Any other solution?


#1

Is there any other solution for this problem because I am not understanding the solution given in the editorial.


#2

Just find the subarray with MAX(no.of zeros-no. of ones)

vector Solution::flip(string A) {
vector a;
int ones=0;int zeros=0; int max=INT_MIN;int start=0;int index=0;int ind=0;

for(int i=0;A[i]!='\0';i++){
    if(A[i]=='0'){
        zeros++;
    }else{
        ones++;
    }
    if(zeros-ones<0){
        start=i+1;
        zeros=0;ones=0;
    }
    //cout<<"zeros "<<zeros<<"ones "<<ones<<endl;
    if(max<(zeros-ones)){
        max=zeros-ones;
        ind=start;
        index=i;
    }
    
}
if(max>0){
a.push_back(ind+1);a.push_back(index+1);    
}

return a;

}


#3

Just count for number of 1s added (sum++ for addition sum-- for converting existing one in zero).
remember that both the indeces in correct answer would point to zeroes in origional string.

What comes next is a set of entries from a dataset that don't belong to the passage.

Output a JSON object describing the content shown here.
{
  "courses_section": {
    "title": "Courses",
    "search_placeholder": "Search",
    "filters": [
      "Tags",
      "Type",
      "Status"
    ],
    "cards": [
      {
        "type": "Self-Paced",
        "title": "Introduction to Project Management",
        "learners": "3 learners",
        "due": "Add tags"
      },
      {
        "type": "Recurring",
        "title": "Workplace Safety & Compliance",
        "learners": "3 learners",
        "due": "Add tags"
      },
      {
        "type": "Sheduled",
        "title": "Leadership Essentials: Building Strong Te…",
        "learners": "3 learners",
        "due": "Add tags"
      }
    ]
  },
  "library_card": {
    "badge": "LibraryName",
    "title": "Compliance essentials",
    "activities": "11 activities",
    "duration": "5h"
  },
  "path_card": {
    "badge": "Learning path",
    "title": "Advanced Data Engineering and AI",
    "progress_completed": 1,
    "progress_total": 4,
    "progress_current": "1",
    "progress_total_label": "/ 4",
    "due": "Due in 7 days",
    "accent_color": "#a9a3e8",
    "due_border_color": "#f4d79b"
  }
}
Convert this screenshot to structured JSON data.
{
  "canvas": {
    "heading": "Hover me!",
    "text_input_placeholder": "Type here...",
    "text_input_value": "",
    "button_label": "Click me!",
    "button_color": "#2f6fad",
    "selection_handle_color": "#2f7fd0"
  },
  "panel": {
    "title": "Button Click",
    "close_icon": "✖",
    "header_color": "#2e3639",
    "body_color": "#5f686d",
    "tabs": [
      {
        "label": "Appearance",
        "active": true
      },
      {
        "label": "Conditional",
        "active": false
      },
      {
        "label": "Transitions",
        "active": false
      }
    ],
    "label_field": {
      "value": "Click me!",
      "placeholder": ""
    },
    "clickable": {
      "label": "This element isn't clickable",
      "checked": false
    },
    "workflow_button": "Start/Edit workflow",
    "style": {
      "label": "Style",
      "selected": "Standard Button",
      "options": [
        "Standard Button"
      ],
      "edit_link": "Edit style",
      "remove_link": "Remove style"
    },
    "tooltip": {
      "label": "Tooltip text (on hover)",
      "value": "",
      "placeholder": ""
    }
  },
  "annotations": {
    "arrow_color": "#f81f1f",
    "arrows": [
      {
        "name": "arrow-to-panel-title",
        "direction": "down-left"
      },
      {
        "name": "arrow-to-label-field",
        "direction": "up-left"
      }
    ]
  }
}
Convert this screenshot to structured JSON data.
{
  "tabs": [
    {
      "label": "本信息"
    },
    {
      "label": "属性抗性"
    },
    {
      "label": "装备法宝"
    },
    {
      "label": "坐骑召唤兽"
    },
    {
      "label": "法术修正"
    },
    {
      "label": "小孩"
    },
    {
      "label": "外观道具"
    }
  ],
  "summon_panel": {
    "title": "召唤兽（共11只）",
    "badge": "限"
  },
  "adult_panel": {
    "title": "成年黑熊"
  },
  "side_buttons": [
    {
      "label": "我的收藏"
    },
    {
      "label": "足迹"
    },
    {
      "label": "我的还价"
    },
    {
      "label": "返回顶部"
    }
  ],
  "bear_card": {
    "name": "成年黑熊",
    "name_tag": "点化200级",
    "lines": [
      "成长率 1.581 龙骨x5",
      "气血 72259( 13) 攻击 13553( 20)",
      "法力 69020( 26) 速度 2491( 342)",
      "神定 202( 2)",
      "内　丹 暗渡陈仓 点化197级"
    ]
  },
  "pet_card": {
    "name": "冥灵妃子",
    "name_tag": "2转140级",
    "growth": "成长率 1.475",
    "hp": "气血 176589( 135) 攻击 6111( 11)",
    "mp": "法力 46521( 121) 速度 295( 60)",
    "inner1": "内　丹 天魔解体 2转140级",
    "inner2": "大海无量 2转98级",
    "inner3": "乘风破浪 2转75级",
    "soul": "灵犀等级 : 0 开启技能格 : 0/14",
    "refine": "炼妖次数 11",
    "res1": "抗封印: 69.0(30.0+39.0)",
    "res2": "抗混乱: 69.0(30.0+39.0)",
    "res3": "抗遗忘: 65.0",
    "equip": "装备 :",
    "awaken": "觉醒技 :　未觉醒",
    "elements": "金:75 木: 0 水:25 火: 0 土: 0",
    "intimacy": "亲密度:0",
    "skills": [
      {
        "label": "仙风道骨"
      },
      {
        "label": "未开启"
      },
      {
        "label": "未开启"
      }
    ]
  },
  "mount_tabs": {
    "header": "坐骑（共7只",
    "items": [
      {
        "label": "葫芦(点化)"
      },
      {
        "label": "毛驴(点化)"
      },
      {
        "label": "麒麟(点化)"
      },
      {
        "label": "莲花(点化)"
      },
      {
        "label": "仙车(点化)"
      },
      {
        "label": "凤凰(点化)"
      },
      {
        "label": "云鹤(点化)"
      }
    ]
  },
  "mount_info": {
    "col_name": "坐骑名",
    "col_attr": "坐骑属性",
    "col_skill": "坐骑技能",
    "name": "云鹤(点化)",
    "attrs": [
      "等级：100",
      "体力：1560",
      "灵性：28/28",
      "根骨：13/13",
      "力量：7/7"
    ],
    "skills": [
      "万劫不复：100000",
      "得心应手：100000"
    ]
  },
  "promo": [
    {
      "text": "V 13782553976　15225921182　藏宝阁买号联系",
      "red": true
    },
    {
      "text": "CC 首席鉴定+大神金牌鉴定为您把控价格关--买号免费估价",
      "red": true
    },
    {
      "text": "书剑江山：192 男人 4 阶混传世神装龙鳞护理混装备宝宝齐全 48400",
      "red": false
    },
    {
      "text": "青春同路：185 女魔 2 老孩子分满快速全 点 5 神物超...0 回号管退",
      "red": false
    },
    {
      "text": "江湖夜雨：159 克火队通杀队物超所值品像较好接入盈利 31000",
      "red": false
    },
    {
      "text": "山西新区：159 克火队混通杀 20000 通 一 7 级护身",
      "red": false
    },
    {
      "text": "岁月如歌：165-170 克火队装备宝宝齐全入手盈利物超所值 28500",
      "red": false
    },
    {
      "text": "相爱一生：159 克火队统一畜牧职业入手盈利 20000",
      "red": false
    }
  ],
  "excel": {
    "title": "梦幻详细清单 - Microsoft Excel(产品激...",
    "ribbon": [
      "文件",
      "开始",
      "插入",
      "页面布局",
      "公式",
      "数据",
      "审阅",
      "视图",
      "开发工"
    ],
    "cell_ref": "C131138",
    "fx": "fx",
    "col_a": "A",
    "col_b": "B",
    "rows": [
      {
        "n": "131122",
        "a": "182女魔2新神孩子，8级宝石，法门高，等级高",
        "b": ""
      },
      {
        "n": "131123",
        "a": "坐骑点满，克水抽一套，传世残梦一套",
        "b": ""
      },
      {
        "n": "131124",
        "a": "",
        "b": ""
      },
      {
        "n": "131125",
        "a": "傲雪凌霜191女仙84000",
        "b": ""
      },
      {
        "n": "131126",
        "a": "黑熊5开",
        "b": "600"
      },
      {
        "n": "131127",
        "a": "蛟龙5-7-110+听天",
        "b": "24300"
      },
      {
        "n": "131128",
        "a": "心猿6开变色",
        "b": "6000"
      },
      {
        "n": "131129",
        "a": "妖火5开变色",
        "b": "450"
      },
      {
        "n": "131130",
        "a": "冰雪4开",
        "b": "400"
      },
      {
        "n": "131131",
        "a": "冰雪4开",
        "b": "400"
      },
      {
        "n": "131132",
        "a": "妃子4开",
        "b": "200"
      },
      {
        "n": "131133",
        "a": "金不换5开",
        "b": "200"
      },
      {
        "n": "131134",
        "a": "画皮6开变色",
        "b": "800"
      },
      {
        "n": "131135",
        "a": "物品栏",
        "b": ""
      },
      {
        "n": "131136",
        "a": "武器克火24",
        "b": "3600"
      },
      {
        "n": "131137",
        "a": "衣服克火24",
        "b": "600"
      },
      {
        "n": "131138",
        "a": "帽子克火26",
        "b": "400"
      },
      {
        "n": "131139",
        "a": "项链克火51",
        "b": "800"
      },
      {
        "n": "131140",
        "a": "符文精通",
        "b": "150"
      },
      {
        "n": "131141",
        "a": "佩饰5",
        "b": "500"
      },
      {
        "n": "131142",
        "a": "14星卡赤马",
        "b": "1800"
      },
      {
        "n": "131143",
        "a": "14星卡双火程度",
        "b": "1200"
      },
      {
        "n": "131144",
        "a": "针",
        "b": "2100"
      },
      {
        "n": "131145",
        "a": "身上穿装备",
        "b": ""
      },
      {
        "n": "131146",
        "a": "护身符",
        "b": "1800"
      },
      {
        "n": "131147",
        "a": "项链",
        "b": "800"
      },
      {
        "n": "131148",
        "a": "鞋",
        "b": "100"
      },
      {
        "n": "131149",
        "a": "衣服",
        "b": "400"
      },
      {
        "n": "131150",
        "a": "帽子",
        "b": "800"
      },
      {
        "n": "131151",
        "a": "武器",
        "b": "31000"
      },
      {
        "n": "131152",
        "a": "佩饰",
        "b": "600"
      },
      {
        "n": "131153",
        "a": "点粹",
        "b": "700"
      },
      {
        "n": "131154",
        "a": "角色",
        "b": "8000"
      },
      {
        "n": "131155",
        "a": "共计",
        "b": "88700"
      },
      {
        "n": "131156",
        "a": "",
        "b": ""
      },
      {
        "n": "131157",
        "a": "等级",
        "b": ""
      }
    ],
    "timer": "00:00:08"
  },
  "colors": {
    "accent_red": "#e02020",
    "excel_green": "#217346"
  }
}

vector<int> Solution::flip(string A) 
{
    int a, b, sum, max, tmp;
    sum=max=0;
    a=b=tmp=1;
    for(int i=0; i<A.size(); i++)
    {
        if(A[i]=='1') 
        {
            if(!sum)
            {
                tmp=i+2;
                continue;
            }
            sum--;
        }
        else if(A[i]=='0')
        {
            sum++;
            if(sum>max) 
            {
                max=sum;
                b=i+1;
                a=tmp;
            }
        }
    }
    if(!max) return {};
    return {a, b};
}

#4

its simple you have to understand kadane’s algorithm then replace every 1 by -1 and every 0 by 1 and then find the largest possible positive sum and the corrosponding range.
here’s my code
vector Solution::flip(string v) {
int i,n,sum=0,max=INT_MIN,zero0=0,range=0,st=0,f=0,sti=0;
n=v.size();
vector a(n,0);
int temp=0;
vector p;
for(i=0;i<n;i++){
if(v[i]==‘1’){
a[i]=-1;
}
else{

        a[i]=1;
    }
}
    for(i=0;i<n;i++){
        sum+=a[i];
    //    cout<<"sum is "<<sum<<endl;
        if(sum<0){
            sum=0;
            
            f=0;
            continue;
        }
        if(a[i]==1){
           // one1++;
            if(f==0){
                st=i;
                f=1;
            }
        }
        if(sum>max){
            max=sum;
                range=i-st+1;
                sti=st;
         //   cout<<"range is "<<range<<endl;
         //   temp=one+one1-zero0;
        }
    //    cout<<"range is "<<range<<endl;
    }
   // cout<<"range is "<<range<<endl;
    if(max==INT_MIN){
        return p;
    }
    else{
     //   cout<<"range is "<<range<<endl;
       // cout<<"sti is "<<sti<<endl;
        p.push_back(sti+1);
        p.push_back(sti+range);
        return p;
    }

}


#5

vector Solution::flip(string A) {

int flg=0;
for(int p=0;p<A.size();p++)
{
    if(A[p]=='0')
    flg=1;
}
if(flg == 0)
{
    vector<int >v;
    return v;
}
int mxa=0;
int cc=1;

vector<int >count;
if(A[0]=='0')
count.push_back(0);

for(int i=0;i<A.size()-1;i++)
{
    if(A[i] == A[i+1])
    cc++;
    else
    {
        count.push_back(cc);
        cc=1;
    }
}
if(A[A.size()-1] != A[A.size()-2])
count.push_back(1);
else
count.push_back(cc);

// cout<<count.size()<<" nbh"<<endl;
vectorans;

int n = count.size();

cc=0;
for(int i=0;i<n;i++)
{
    if(i%2 == 0)
    {
       cc-=count[i];
       cc=max(cc,0);
    }
    else
    {
        cc+=count[i];
    }
    mxa=max(mxa,cc);
}
//cout<<mxa<<endl;

/* for(int i=0;i<count.size();i++)
cout<<count[i]<<" ";
cout<<endl;*/

int indicator=0;
int maxaa=-1;
int i;
cc=0;
for( i=0;i<n;i++)
{
    if(i%2 == 0)
    {
       cc-=count[i];
    }
    else
    {
        cc+=count[i];
    }
    maxaa=max(maxaa,cc);
     cc=max(cc,0);
    
    indicator += count[i];
    if(maxaa == mxa)
    break;
}

/* cout<<“tgt”<<endl;
cout<<indicator<<endl;
cout<<“fjfkf”<<endl;*/
int right = indicator ;
cc =0;
int left;
//cout<<right<<"-=-="<<endl;
for(i = right-1;i>=0;i–)
{
if(A[i] == ‘0’)
cc++;
else
cc–;

    if(cc == mxa)
    left = i+1;
    
}

// int left = indicator+1 ;
//cout<<left<<" "<<right<<endl;
if(right >=0 && left>=0)
{
ans.push_back(left);
ans.push_back(right);
return ans;
}
return ans;

}